Guar gum/ethylcellulose coated pellets for colon-specific drug delivery
- VernacularTitle:结肠定位释药瓜尔胶/乙基纤维素包衣小丸
- Author:
Chongmin JI
;
Huinan XU
;
Ningyun SUN
;
Yanping LU
;
Wei WU
- Publication Type:Journal Article
- Keywords:
colon-specific;
guar gum;
ethylcellulose;
pellet;
5-fluorouracil
- From:
Acta Pharmaceutica Sinica
2007;42(6):656-662
- CountryChina
- Language:Chinese
-
Abstract:
The aim of this work was to investigate guar gum/ethylcellulose mix coated pellets for potential colon-specific drug delivery.

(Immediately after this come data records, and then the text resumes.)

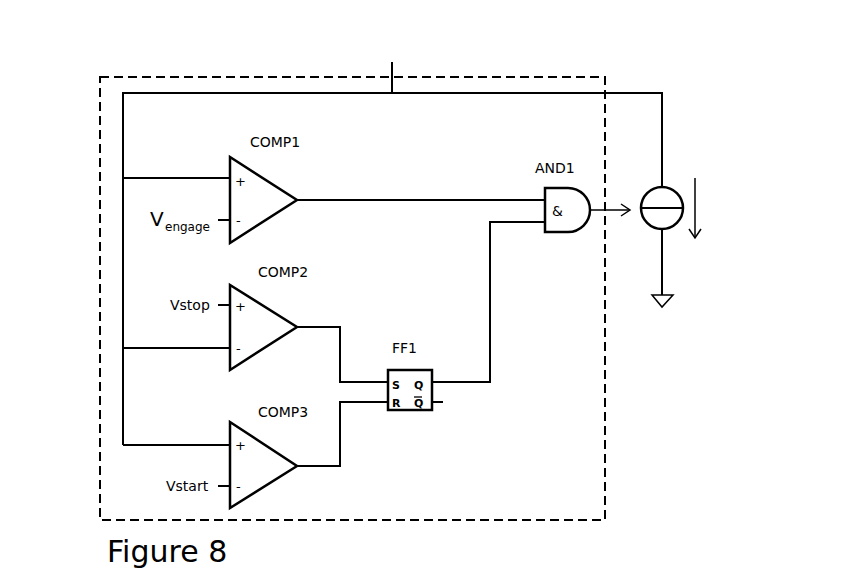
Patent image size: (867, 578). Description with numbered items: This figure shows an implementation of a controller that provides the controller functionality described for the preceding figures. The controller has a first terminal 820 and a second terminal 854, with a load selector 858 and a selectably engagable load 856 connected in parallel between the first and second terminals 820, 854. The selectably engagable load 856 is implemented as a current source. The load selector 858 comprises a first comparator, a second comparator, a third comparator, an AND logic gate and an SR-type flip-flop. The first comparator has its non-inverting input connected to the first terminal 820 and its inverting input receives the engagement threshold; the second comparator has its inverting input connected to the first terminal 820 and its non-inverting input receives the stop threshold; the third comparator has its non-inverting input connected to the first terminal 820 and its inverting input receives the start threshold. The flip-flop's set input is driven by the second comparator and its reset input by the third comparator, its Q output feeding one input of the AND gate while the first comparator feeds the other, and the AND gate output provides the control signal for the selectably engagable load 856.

The first terminal 820 is at (392, 93).
The second terminal 854 is at (675, 297).
The selectably engagable load 856 is at (675, 188).
The load selector 858 is at (100, 280).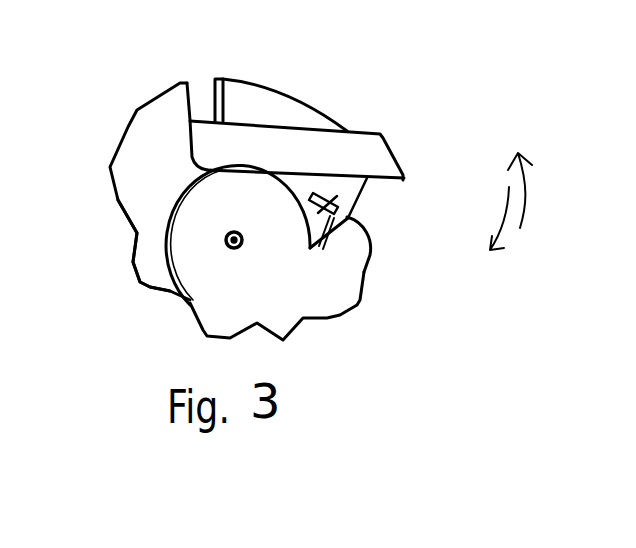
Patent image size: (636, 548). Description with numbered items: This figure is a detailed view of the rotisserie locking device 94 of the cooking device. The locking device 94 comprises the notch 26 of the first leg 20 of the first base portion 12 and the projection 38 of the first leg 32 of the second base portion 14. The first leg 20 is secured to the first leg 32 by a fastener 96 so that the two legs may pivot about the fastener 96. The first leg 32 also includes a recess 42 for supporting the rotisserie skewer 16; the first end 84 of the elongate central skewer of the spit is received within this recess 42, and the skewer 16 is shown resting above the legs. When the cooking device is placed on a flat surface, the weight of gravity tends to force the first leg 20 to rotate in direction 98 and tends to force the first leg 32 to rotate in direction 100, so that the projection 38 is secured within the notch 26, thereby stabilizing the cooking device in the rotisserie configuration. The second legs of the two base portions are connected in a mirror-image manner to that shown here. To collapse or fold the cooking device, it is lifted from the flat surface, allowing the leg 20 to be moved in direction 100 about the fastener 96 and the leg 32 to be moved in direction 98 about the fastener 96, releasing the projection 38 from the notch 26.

The first base portion 12 is at (340, 293).
The second base portion 14 is at (145, 263).
The skewer 16 is at (320, 148).
The first leg 20 is at (350, 268).
The notch 26 is at (367, 246).
The first leg 32 is at (132, 182).
The projection 38 is at (360, 193).
The recess 42 is at (200, 108).
The first end 84 is at (275, 140).
The locking device 94 is at (445, 137).
The fastener 96 is at (239, 248).
The direction 98 is at (528, 200).
The direction 100 is at (508, 242).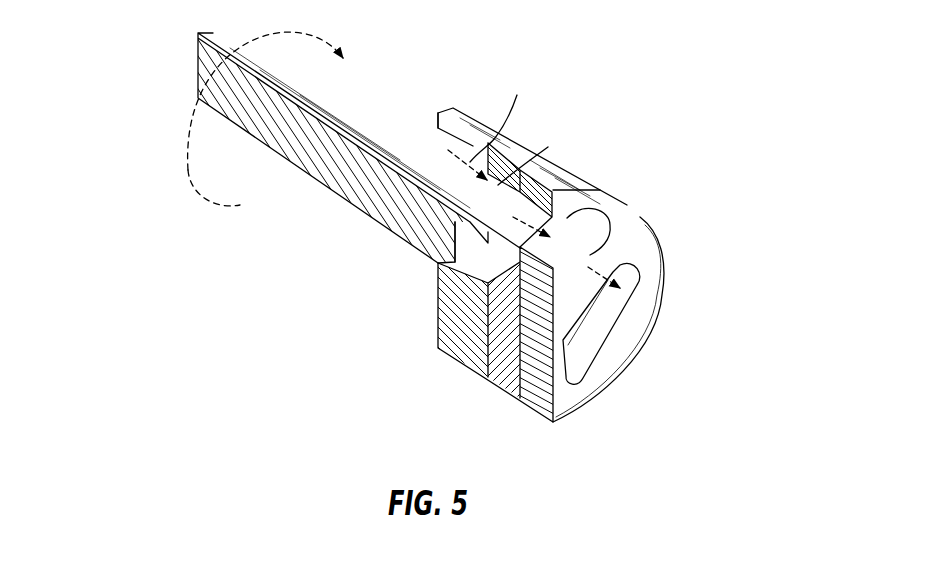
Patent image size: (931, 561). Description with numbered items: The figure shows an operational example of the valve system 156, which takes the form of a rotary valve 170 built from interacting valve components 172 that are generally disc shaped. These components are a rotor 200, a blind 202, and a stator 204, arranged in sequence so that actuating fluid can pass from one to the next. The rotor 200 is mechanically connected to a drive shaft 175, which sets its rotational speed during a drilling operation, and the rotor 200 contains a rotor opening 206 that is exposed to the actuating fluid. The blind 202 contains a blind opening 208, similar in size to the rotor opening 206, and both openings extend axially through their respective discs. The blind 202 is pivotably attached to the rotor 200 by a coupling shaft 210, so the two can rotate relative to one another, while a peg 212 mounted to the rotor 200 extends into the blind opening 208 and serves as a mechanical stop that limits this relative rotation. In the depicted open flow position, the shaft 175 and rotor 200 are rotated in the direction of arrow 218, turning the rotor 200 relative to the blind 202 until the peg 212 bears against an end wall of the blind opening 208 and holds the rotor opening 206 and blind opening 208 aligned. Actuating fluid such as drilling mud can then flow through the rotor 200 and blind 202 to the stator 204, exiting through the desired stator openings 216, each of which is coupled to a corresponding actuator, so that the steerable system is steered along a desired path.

The valve system 156 is at (687, 64).
The rotary valve 170 is at (615, 432).
The interacting valve components 172 is at (457, 361).
The drive shaft 175 is at (317, 177).
The rotor 200 is at (462, 110).
The blind 202 is at (570, 167).
The stator 204 is at (640, 220).
The rotor opening 206 is at (443, 147).
The blind opening 208 is at (505, 112).
The coupling shaft 210 is at (468, 252).
The peg 212 is at (538, 150).
The stator openings 216 is at (580, 236).
The arrow 218 is at (186, 168).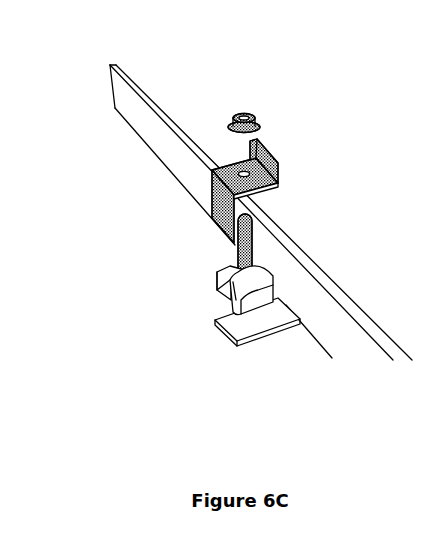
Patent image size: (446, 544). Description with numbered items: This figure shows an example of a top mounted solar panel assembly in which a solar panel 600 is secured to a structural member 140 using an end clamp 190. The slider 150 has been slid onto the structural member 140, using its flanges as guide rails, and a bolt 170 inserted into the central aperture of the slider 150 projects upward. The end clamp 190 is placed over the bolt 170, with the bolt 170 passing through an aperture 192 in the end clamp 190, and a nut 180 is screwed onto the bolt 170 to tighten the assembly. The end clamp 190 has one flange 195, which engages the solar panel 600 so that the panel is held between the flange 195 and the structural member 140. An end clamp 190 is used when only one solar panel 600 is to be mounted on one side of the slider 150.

The solar panel 600 is at (161, 158).
The end clamp 190 is at (278, 190).
The flange 195 is at (279, 156).
The aperture 192 is at (242, 172).
The nut 180 is at (252, 108).
The bolt 170 is at (236, 245).
The slider 150 is at (253, 297).
The structural member 140 is at (287, 333).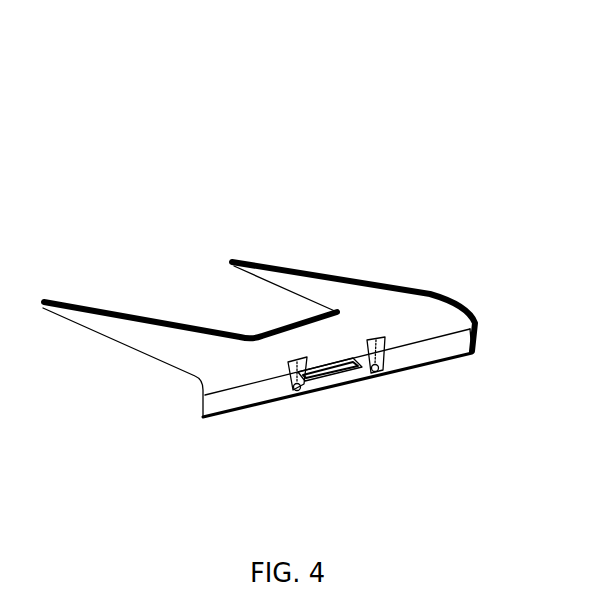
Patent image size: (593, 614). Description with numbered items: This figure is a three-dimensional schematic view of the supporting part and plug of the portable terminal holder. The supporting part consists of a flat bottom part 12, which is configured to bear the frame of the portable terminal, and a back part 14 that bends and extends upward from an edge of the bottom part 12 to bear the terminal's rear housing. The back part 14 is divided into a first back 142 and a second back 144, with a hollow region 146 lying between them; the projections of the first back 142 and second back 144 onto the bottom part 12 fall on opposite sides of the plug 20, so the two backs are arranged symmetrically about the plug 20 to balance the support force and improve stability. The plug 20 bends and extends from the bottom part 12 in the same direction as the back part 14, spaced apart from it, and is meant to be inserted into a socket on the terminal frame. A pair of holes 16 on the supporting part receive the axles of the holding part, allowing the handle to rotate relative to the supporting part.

The bottom part 12 is at (427, 353).
The back part 14 is at (352, 32).
The first back 142 is at (155, 338).
The second back 144 is at (308, 283).
The hollow region 146 is at (242, 313).
The holes 16 is at (300, 392).
The plug 20 is at (337, 388).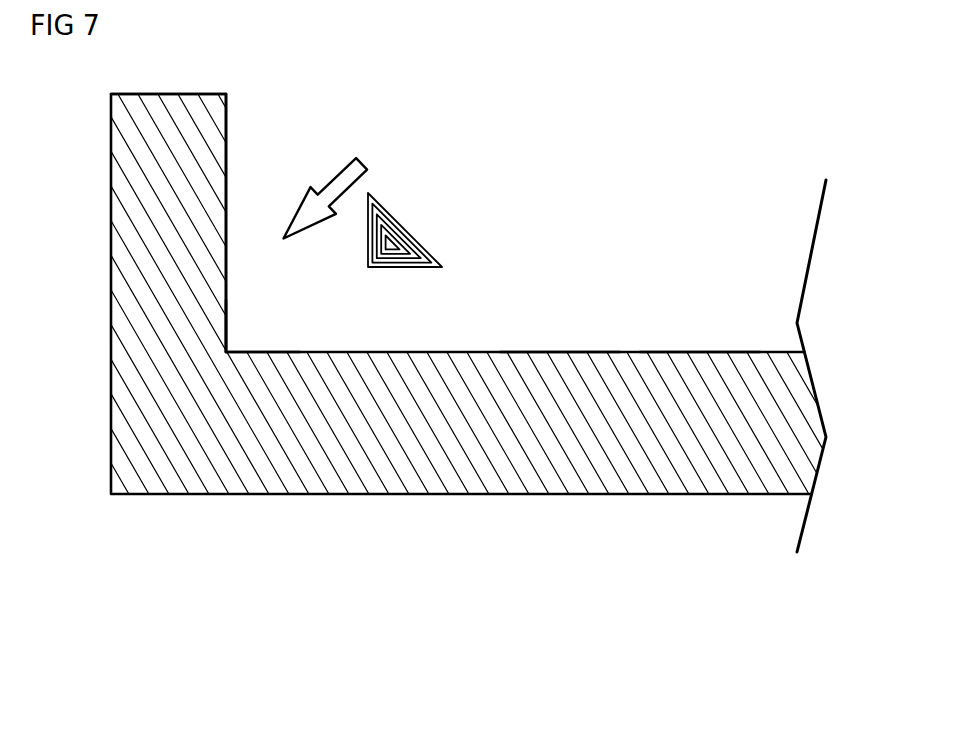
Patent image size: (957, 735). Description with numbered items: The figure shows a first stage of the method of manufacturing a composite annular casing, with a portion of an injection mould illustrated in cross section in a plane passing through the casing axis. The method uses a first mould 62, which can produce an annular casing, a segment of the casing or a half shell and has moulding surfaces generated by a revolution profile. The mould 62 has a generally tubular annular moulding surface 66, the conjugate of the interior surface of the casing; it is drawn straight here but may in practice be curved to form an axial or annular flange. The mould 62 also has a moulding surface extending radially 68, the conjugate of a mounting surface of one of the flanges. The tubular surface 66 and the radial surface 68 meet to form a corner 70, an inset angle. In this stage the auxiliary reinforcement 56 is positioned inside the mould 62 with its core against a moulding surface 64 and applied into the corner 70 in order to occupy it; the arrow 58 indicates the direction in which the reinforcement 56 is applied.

The coated pellets, containing 5-fluorouracil as a model drug, were prepared in a fluidized bed coater by spraying the aqueous/ethanol dispersion mixture of guar gum and ethylcellulose. The lag time of drug release and release rate were adjustable by changing the ratio of guar gum to ethylcellulose and coat weight gain. In order to find the optimal coating formulation that was able to achieve drug targeting to the colon, the effect of two independent variables (the ratio of guar gum to ethylcellulose and the coat weight gain) on drug release characteristics was studied using 3×4 factorial design and response surface methodology. Results indicated that drug release rate decreased as the proportion of ethylcellulose in the hybrid coat and the coat weight gain increased. When the ratio of guar gum to ethylcellulose was kept in the range of 0.2 to 0.7, and the coat weight gain in the range of 250% to 500%, the coated pellets can keep intact for about 5 h in upper gastrointestine and achieve colon-specific drug delivery. The pellets prepared under optimal conditions resulted in delayed-release sigmoidal patterns with T5% (time for 5% drug release) of 5.1-7.8 h and T90% (time for 90% drug release) of 9.8-16.3 h. Further more, drug release was accelerated and T90% of the optimum formulation pellets decreased to 9.0-14.5 h in pH 6.5 phosphate buffer with hydrolase. It is concluded that mixed coating of guar gum and ethylcellulose is able to provide protection of the drug load in the upper gastrointestinal tract, while allowing enzymatic breakdown of the hybrid coat to release the drug load in the colon.